The way we are going in Nigeria, we will soon establish our own colour scheme. Haba naija!!! Until my adult life, I never knew that there were other colours aside from the basic primary and secondary colours we were taught in school. Since I started receiving wedding invitations, I now know that we have tertiary and now Nigeria colours.
 
But wait a minute, why have we chosen to depict our colours with food and drink instead of using the actual names? Could it be sheer laziness to find out what the shade of colour is called or our proclivity for 'owambe' or 'igbadun?' 'Think Party, Think Food and drinks!' Is the colour description meant to give an indication of what to expect at the event? Maybe.

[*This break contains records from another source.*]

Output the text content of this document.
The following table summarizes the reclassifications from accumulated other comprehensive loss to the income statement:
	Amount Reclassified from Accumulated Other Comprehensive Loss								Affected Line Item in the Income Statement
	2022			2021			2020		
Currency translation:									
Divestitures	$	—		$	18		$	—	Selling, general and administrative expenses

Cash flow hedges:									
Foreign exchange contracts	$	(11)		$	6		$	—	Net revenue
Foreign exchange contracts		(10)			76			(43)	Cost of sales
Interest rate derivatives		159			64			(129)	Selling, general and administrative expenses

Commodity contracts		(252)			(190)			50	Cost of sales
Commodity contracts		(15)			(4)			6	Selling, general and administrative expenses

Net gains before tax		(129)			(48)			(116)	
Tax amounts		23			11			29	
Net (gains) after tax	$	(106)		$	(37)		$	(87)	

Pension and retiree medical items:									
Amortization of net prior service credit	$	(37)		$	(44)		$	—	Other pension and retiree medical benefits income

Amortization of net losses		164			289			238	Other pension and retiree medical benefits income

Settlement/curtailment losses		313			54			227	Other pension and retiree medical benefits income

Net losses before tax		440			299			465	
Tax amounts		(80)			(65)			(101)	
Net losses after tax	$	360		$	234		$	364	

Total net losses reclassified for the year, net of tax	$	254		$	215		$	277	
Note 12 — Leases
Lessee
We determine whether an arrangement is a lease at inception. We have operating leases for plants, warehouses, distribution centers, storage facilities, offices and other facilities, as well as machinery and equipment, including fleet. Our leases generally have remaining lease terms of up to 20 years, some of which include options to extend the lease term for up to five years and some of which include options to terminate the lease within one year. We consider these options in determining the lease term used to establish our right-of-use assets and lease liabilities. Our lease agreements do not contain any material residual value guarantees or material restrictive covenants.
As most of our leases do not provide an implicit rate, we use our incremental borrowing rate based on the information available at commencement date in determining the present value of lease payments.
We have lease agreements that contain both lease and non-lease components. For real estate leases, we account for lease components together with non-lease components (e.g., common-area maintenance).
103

When the colour is Aqua/Fayrouz green, expect lots of water, Fayrouz and other soda drinks, but when it is champagne gold, you know what to expect.
 
I found out that the colour my friend called Fayrouz green could either be Lime, Pear, Chartreuse or even Parakeet and what they call champagne gold could either be Blonde, Daffodil or even Dandelion. If you think about it deeply, you will not blame Nigerians for being creative. Imagine reading the colour of the day in an invite to be 'Chartreuse or Parakeet,' how on earth will one know that it is a shade of green?
 
Yes it is creative associating the colour to something everyone is familiar with, my only grouse with our choice of description is that some are too elitist. For example, how can a typical waffi man know what champagne gold looks like when he has never drank champagne before? Instead of saying 'champagne gold,' why don't they say 'Chinchin gold?' They can also use 'Alomo Bitters red,' 'Dogonyaro green,' 'Indomie cream,' 'Coca Cola black' and so on.
 
Another challenge I have with our brand of colour scheme creation is that it feeds the 'aso-ebi agenda.' All I can say is that it is well.
 
In closing my colourful thought, I am pleading with event planners to minimize the description of colours with food and drinks because it masks the essence of the occasion. For example, the message of Isaiah 1:18 is repentance and salvation, now imagine a Nigerian invite reading, 'Come now, let us reason together, says the Lord; though your sins are like Alomo bitters red, they shall be as white as rice; though they are red like Valentino wine, they shall become white like fresh pounded yam.' Be careful with your illustrations. May God help us to manage our 'igbadun mentality.'
 
Happy Sunday.
 
.....Just the thoughts of a certain Wey Mey.